Ma che senso hanno operazioni di questo tipo? Come e perché le cose sono cambiate così tanto, negli ultimi anni? Ovviamente non c’è una sola risposta a queste domande, le motivazioni sono molteplici. Intanto bisogna partire da un dato: gli stipendi e quindi i patrimoni dei calciatori sono diventati così elevati che possono permettersi affari tanto impegnativi. E allora si imbarcano in queste avventure, che sono un misto tra l’imprenditoria classica e un investimento d’immagine. In un ambiente che, per altro, conoscono bene – e che quindi dovrebbero saper maneggiare. Inoltre, viene da dire, l’ingresso di un calciatore famoso nel gruppo proprietario di un club è un processo che – almeno potenzialmente – non ha controindicazioni: la società/squadra ne guadagna in visibilità e quindi in appeal commerciale (per dire: Luka Modric ha 37 milioni di follower su Instagram, lo Swansea non arriva a 500mila); allo stesso tempo, il giocatore diversifica i suoi investimenti, si crea un nuovo ruolo e così può aumentare il suo know how – e quindi la sua influenza – nel mondo del calcio. Poi non tutti questi matrimoni finiscono bene, si pensi al caso Ronaldo-Valladolid, ma le incomprensioni, le esperienze e le scelte sbagliate sono parte della vita, non intaccano quello che ormai è un vero e proprio trend.
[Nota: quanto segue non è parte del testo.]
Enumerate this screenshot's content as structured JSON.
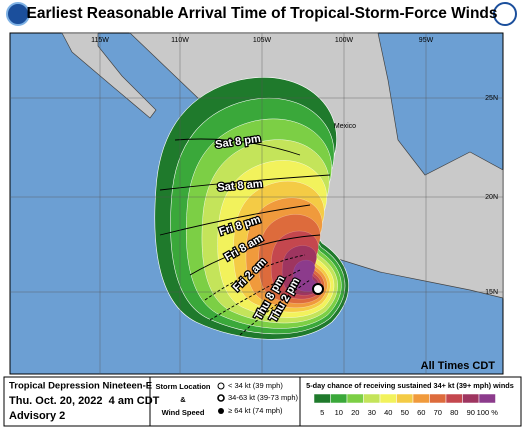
{
  "header": {
    "title": "Earliest Reasonable Arrival Time of Tropical-Storm-Force Winds"
  },
  "map": {
    "lon_labels": [
      "115W",
      "110W",
      "105W",
      "100W",
      "95W"
    ],
    "lat_labels": [
      "25N",
      "20N",
      "15N"
    ],
    "country": "Mexico",
    "times": [
      "Sat 8 pm",
      "Sat 8 am",
      "Fri 8 pm",
      "Fri 8 am",
      "Fri 2 am",
      "Thu 8 pm",
      "Thu 2 pm"
    ],
    "note": "All Times CDT"
  },
  "footer": {
    "storm": {
      "name": "Tropical Depression Nineteen-E",
      "date": "Thu. Oct. 20, 2022  4 am CDT",
      "advisory": "Advisory 2"
    },
    "key": {
      "title_1": "Storm Location",
      "amp": "&",
      "title_2": "Wind Speed",
      "items": [
        "< 34 kt (39 mph)",
        "34-63 kt (39-73 mph)",
        "≥ 64 kt (74 mph)"
      ]
    },
    "scale": {
      "title": "5-day chance of receiving sustained 34+ kt (39+ mph) winds",
      "levels": [
        {
          "label": "5",
          "color": "#1f7a2c"
        },
        {
          "label": "10",
          "color": "#3aa83a"
        },
        {
          "label": "20",
          "color": "#7ccf45"
        },
        {
          "label": "30",
          "color": "#c4e45a"
        },
        {
          "label": "40",
          "color": "#f2f25c"
        },
        {
          "label": "50",
          "color": "#f4cb45"
        },
        {
          "label": "60",
          "color": "#f09a3c"
        },
        {
          "label": "70",
          "color": "#dd6b3c"
        },
        {
          "label": "80",
          "color": "#c4474e"
        },
        {
          "label": "90",
          "color": "#9e3560"
        },
        {
          "label": "100 %",
          "color": "#8c3b8c"
        }
      ]
    }
  }
}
Paradossalmente, o forse no, gli unici dubbi reali riguardano il ritorno puramente economico di queste operazioni. È infatti raro, o comunque è complicato, che i club di calcio producano grandi ricavi. A maggior ragione se parliamo di società come quelle citate finora, non del tutto sconosciute ma decisamente lontane dall’élite – i calciatori di oggi sono molto ricchi, l’abbiamo detto, ma non al punto da potersi comprare il Real Madrid, il Manchester United, la Juventus.

Interrogato sulla questione dal quotidiano francese Le Monde, l’economista sportivo Jean-Pascal Gayant ha spiegato che «stiamo parlando di un settore tendenzialmente in perdita, è vero, ma comunque vivo: i fatturati dei club di calcio e l’interesse generale sono in aumento pure nelle divisioni inferiori, anche perché il mercato dei giocatori è ormai globalizzato; inoltre viviamo in una società dell’intrattenimento in cui lo sport è un formidabile mezzo di aggregazione anche culturale, di conseguenza avere un controllo diretto sui calciatori e sui club può portare a grandi guadagni nel medio o lungo termine. E poi c’è un ultimo aspetto di cui tener conto: molto spesso i calciatori che acquistano le quote di un club non lo fanno per avere un ritorno finanziario, ma per continuare a sentirsi parte del loro mondo, per dare il loro contributo allo sviluppo di una squadra e quindi del gioco». Se poi ci aggiungiamo pure un pizzico di romanticismo, come nel caso di Verratti, allora non c’è davvero nulla di cui sorprendersi o per cui criticare.